Gabi, A Girl in Pieces by Isabel Quintero* (October 14): Sixteen-year-old Gabi Hernandez chronicles her senior year in high school as she copes with her friend Cindy’s pregnancy, friend Sebastian’s coming out, her father’s meth habit, her own cravings for food and cute boys, and especially, the poetry that helps forge her identity.

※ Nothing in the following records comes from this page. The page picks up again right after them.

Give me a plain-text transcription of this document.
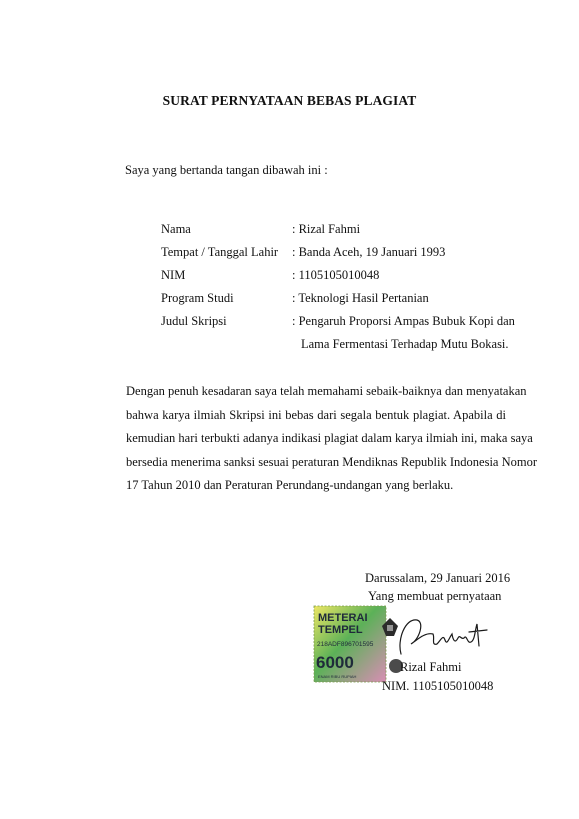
SURAT PERNYATAAN BEBAS PLAGIAT
Saya yang bertanda tangan dibawah ini :
Nama	: Rizal Fahmi
Tempat / Tanggal Lahir	: Banda Aceh, 19 Januari 1993
NIM	: 1105105010048
Program Studi	: Teknologi Hasil Pertanian
Judul Skripsi	: Pengaruh Proporsi Ampas Bubuk Kopi dan
Lama Fermentasi Terhadap Mutu Bokasi.
Dengan penuh kesadaran saya telah memahami sebaik-baiknya dan menyatakan
bahwa karya ilmiah Skripsi ini bebas dari segala bentuk plagiat. Apabila di
kemudian hari terbukti adanya indikasi plagiat dalam karya ilmiah ini, maka saya
bersedia menerima sanksi sesuai peraturan Mendiknas Republik Indonesia Nomor
17 Tahun 2010 dan Peraturan Perundang-undangan yang berlaku.
Darussalam, 29 Januari 2016
Yang membuat pernyataan
METERAI
TEMPEL
218ADF896701595
6000
ENAM RIBU RUPIAH
Rizal Fahmi
NIM. 1105105010048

The Girl at Midnight by Melissa Grey* (April 28, 2014): Beneath the streets of New York City live the Avicen, an ancient race of people with feathers for hair and magic running through their veins. Age-old enchantments keep them hidden from humans. All but one. Echo is a runaway pickpocket who survives by selling stolen treasures on the black market, and the Avicen are the only family she’s ever known. Echo is clever and daring, and at times she can be brash, but above all else she’s fiercely loyal. So when a centuries-old war crests on the borders of her home, she decides it’s time to act. Legend has it that there is a way to end the conflict once and for all: find the Firebird, a mythical entity believed to possess power the likes of which the world has never seen. It will be no easy task, but if life as a thief has taught Echo anything, it’s how to hunt down what she wants . . . and how to take it. But some jobs aren’t as straightforward as they seem. And this one might just set the world on fire. (Description via Goodreads).